According to Schweizer, the director represents a Parisian bourgeois woman from May 1968. She is played with iconic presence by Inge Offerman, who is pictured in the catalogue that accompanied the film, at a vintage film festival with Rainer Werner Fassbinder. The banlieue exists as a contested site of politics, again one of projection and fantasy as much as a tense reality for the majority of immigrants living there. In October 2005 the violent disruptions in Clichy-sous-Bois resulted in the largest cross-country riots in France since May ’68. A state of emergency was declared that lasted three months.

In Rien du tout the theatre could be seen to represent Paris, and the car park the banlieue. This external scene in the car park is modelled on Peter Bruegel the Elder’s The Fight between Carnival and Lent (1559) and represents a charivari of sorts – a ritual in the tradition of carnival in which youths exert an arbitrary justice. Here the city figures as the context for the theatrical premiss. The film ends by tracking the play’s costume designer wandering off into the night away from the car park.

Von Wedemeyer’s film project Von Gegenüber (From the Opposite Side, 2007), shown to critical acclaim at last year’s Sculpture Projects Muenster, picks up from where Rien du tout leaves off. Shot from the perspective of someone wandering the streets, the 40-minute film loop tracks 24 hours in the life of the area around Muenster railway station. There are narrative threads running through the piece: men gathering in the homeless shelter, a woman thrown off a train, a bomb found in the station, a group of protesters with placards, some architects measuring up the plaza for development, kebab stalls, car parks. Underpasses and security guards feature a lot: security seems to be a major concern.

Von Gegenüber is a curious blend of fiction and documentary in both content and technique. If a theme of Rien du tout is the complex personal/social dynamic within the staging of fictional drama, Von Gegenüber focuses largely on the spatio-temporal tension of filmmaking, and, by extension – and here specifically in the context of ‘sculpture’ – of perception. Here the city is a stage for the private and public performance of daily life. The film was screened in a previously disused cinema adjacent to the railway station and results in an acute heightening of awareness to the surrounding landscape: a projection onto and an interpretation of one’s immediate environment.

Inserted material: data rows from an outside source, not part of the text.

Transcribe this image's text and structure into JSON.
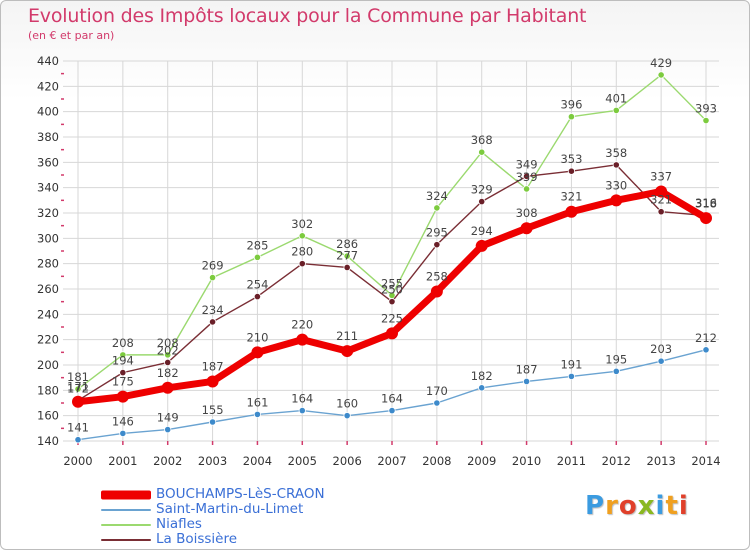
{
  "header": {
    "title": "Evolution des Impôts locaux pour la Commune par Habitant",
    "subtitle": "(en € et par an)"
  },
  "logo": {
    "letters": [
      "P",
      "r",
      "o",
      "x",
      "i",
      "t",
      "i"
    ],
    "colors": [
      "#3b9be0",
      "#f0a020",
      "#e0402a",
      "#8ab820",
      "#3b9be0",
      "#f0a020",
      "#e0402a"
    ]
  },
  "colors": {
    "title": "#d23a6b",
    "grid": "#d7d7d7",
    "tick_mark": "#d23a6b",
    "axis_text": "#333333",
    "label_text": "#444444"
  },
  "chart_data": {
    "type": "line",
    "title": "Evolution des Impôts locaux pour la Commune par Habitant",
    "subtitle": "(en € et par an)",
    "xlabel": "",
    "ylabel": "",
    "x": [
      "2000",
      "2001",
      "2002",
      "2003",
      "2004",
      "2005",
      "2006",
      "2007",
      "2008",
      "2009",
      "2010",
      "2011",
      "2012",
      "2013",
      "2014"
    ],
    "ylim": [
      140,
      440
    ],
    "yticks": [
      140,
      160,
      180,
      200,
      220,
      240,
      260,
      280,
      300,
      320,
      340,
      360,
      380,
      400,
      420,
      440
    ],
    "grid": true,
    "legend_position": "bottom-left",
    "series": [
      {
        "name": "Saint-Martin-du-Limet",
        "color": "#6aa3d1",
        "marker_color": "#3d8acb",
        "weight": "thin",
        "values": [
          141,
          146,
          149,
          155,
          161,
          164,
          160,
          164,
          170,
          182,
          187,
          191,
          195,
          203,
          212
        ]
      },
      {
        "name": "Niafles",
        "color": "#9bd96f",
        "marker_color": "#7ccb3e",
        "weight": "thin",
        "values": [
          181,
          208,
          208,
          269,
          285,
          302,
          286,
          255,
          324,
          368,
          339,
          396,
          401,
          429,
          393
        ]
      },
      {
        "name": "La Boissière",
        "color": "#7a2e35",
        "marker_color": "#6a1f28",
        "weight": "thin",
        "values": [
          172,
          194,
          202,
          234,
          254,
          280,
          277,
          250,
          295,
          329,
          349,
          353,
          358,
          321,
          318
        ]
      },
      {
        "name": "BOUCHAMPS-LèS-CRAON",
        "color": "#ee0000",
        "marker_color": "#ee0000",
        "weight": "thick",
        "values": [
          171,
          175,
          182,
          187,
          210,
          220,
          211,
          225,
          258,
          294,
          308,
          321,
          330,
          337,
          316
        ]
      }
    ],
    "legend": [
      {
        "name": "BOUCHAMPS-LèS-CRAON",
        "color": "#ee0000",
        "text_color": "#3a6fd6",
        "weight": "thick"
      },
      {
        "name": "Saint-Martin-du-Limet",
        "color": "#6aa3d1",
        "text_color": "#3a6fd6",
        "weight": "thin"
      },
      {
        "name": "Niafles",
        "color": "#9bd96f",
        "text_color": "#3a6fd6",
        "weight": "thin"
      },
      {
        "name": "La Boissière",
        "color": "#7a2e35",
        "text_color": "#3a6fd6",
        "weight": "thin"
      }
    ]
  }
}
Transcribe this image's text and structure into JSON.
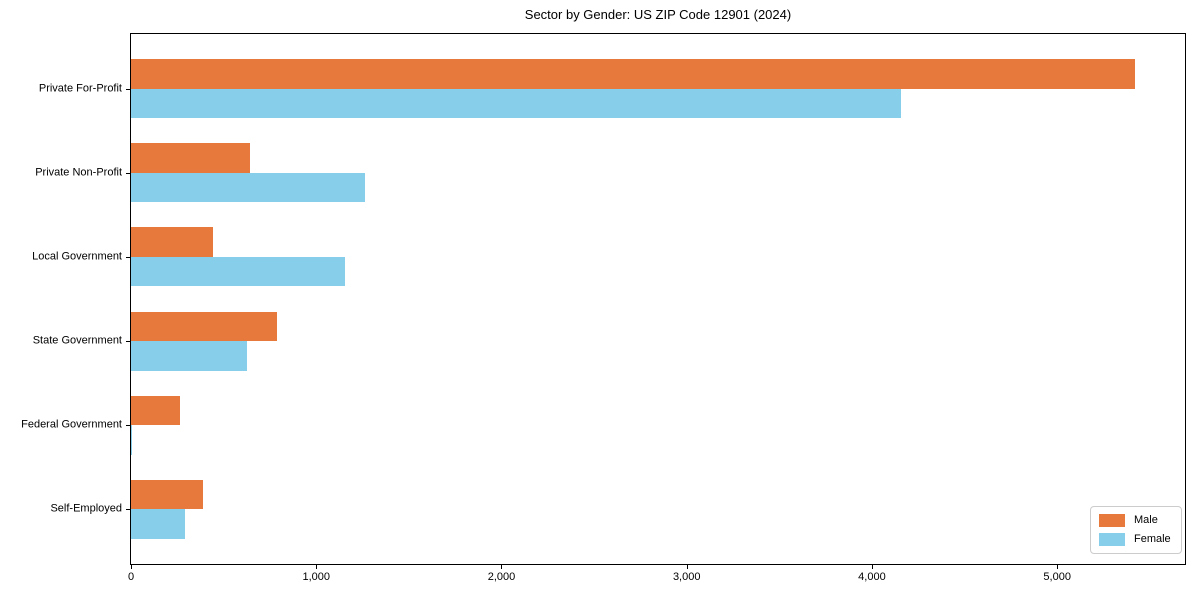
{
  "chart_data": {
    "type": "bar",
    "orientation": "horizontal",
    "title": "Sector by Gender: US ZIP Code 12901 (2024)",
    "categories": [
      "Private For-Profit",
      "Private Non-Profit",
      "Local Government",
      "State Government",
      "Federal Government",
      "Self-Employed"
    ],
    "series": [
      {
        "name": "Male",
        "color": "#E8793C",
        "values": [
          5420,
          640,
          445,
          790,
          265,
          390
        ]
      },
      {
        "name": "Female",
        "color": "#87CEEB",
        "values": [
          4155,
          1265,
          1155,
          625,
          5,
          290
        ]
      }
    ],
    "xlabel": "",
    "ylabel": "",
    "xlim": [
      0,
      5690
    ],
    "xticks": [
      0,
      1000,
      2000,
      3000,
      4000,
      5000
    ],
    "xtick_labels": [
      "0",
      "1,000",
      "2,000",
      "3,000",
      "4,000",
      "5,000"
    ],
    "legend_position": "lower right",
    "grid": false,
    "bar_group_padding": 0.65,
    "bar_width_fraction": 0.35
  }
}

So, to return to Antonioni (who trained as a documentary maker), and whose background is evident in the way he plays fast and loose with framing. Antonioni builds a narrative consisting of apparently random close-ups and oblique camera angles; and choreographs crowd scenes so they seem to push against the edges of the frame; he infuses a documentary register with the sometimes slower pace or grand sweep of the cinematic. Von Wedemeyer’s work, although very different from Antonioni’s, reveals a similar preoccupation with framing that oscillates between cinematic and documentary conventions as well as being aware of those pertaining to the white cube and exhibition formats. To think of film as both culture and industry is interesting here, or to consider where the political is located in relation to critical filmmaking and how fiction and myth inform and communicate a historic and socio-economic narrative and vice versa.

Von Wedemeyer’s most recent film, which is currently in production and yet to be titled, focuses on a politician and is set backstage after an election. The victorious politician practises a speech declining accession to power. At the time of writing this, Hillary Clinton had just won sweeping victories in Ohio and Texas, setting her back on track against Barack Obama in the fascinating drama that is the Democratic election race. In this instance it is interesting to think about that performance of power in relation to Von Wedemeyer’s practice, to recognize the staging of politics, and how capital and power work, and to ponder their implications.